At the Conservative party conference in 1987 Mrs Thatcher mocked people who defended the right to be gay, insinuating that there was no such right. During her rule, arrests and convictions for consenting same-sex behaviour rocketed, as did queer bashing violence and murders. This backlash coincided with her successive "family values" and "Victorian values" campaigns, which urged a return to traditional morality and family life.
In 1988, the Thatcher government legislated Britain's first new anti-gay law in more than 100 years: Section 28. It banned the so-called promotion of homosexuality by local authorities, which led to massive self-censorship and the axing of funding to LGBT helplines and community groups - even to the removal of gay-themed books from school libraries and the evicting of LGBT organisations from municipal-owned premises.
Laura said:I agree with Gary. To me she was a person in power when I was very young. But (personally) she represents general ideals that were applicable to my family during my upbringing, and so have shaped my beliefs and values as an adult. Not everything she did was wonderful and the same is true for every political figure.
What I find most awful is that social media (and probably the rest of this thread if I went back and read it) is subjecting me to the nasty, hateful messages my friends are spewing from the safety of their monitors about 'Tory Scum' and 'The Witch is Dead' and so on.
I would never force my views on ANYONE and I certainly would not post (or say) inflammatory things about other people's political views, in the same way I wouldn't about race, religion, sexual orientation, and so on. I only wish other people could be so courteous! But because the majority of my friends share the same view, it's apparently OK for them to post hateful generalisations about people who vote in a certain way.
Maybe if I was vocal about particular issues then I would be deserving of it. But I'm not. I am faithful to my own political beliefs and I use them only to shape the way I live my life.

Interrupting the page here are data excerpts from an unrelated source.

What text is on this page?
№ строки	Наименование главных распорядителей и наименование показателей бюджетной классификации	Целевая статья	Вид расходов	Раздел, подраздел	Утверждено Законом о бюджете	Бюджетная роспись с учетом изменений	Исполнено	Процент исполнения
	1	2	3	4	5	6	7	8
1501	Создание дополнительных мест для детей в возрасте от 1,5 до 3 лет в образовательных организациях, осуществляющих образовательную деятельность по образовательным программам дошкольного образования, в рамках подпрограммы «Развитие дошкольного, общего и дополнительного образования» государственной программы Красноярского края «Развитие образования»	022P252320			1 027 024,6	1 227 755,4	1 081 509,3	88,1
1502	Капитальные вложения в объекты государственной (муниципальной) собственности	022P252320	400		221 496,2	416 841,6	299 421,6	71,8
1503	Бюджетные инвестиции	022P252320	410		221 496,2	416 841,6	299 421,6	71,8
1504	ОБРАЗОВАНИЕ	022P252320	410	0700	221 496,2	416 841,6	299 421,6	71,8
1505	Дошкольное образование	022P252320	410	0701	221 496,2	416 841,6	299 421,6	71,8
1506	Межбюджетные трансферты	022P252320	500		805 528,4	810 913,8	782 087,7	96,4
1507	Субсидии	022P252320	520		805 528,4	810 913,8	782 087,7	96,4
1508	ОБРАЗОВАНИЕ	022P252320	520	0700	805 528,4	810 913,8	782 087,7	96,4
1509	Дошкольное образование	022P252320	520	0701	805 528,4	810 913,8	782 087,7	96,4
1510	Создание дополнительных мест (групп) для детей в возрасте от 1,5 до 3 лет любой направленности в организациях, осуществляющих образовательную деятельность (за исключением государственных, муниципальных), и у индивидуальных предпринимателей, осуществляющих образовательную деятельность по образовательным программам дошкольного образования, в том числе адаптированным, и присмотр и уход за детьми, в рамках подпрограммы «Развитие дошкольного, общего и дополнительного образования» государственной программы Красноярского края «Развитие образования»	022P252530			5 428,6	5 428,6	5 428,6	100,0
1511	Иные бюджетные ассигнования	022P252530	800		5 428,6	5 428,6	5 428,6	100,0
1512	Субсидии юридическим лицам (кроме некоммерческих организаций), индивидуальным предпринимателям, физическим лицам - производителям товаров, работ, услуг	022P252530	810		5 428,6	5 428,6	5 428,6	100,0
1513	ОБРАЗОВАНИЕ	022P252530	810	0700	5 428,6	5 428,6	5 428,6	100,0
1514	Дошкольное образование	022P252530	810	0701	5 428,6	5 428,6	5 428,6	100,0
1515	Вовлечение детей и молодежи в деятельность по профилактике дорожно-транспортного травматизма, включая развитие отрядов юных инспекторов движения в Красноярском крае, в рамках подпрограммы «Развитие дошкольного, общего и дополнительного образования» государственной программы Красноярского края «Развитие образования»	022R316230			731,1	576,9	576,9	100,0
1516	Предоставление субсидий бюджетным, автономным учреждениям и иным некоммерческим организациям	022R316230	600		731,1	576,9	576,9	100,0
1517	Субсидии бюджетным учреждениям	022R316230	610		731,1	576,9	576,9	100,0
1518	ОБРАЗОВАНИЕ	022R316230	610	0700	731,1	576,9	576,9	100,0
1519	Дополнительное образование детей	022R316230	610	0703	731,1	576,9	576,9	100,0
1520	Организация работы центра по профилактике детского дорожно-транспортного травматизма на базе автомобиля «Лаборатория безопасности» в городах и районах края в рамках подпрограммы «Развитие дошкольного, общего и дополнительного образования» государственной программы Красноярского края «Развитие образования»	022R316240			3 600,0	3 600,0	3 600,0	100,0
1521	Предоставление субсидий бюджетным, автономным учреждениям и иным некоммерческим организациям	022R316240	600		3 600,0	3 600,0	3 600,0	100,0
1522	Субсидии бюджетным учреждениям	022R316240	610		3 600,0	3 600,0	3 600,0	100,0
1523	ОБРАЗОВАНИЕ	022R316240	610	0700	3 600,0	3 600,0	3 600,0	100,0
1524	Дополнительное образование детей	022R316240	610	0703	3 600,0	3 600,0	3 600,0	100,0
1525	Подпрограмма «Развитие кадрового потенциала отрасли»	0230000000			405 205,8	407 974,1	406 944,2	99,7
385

This is something that has bothered me for a very long time and every time there is a 'flare up' like this I find the same horrible messages condemning me for voting a particular way. I find it upsetting. I'm sure it's nowhere near the level that other minorities suffer and I know the abuse isn't personal, but my friends make me feel like a criminal and a freak. And that is the one thing I can't get to grips with in social media.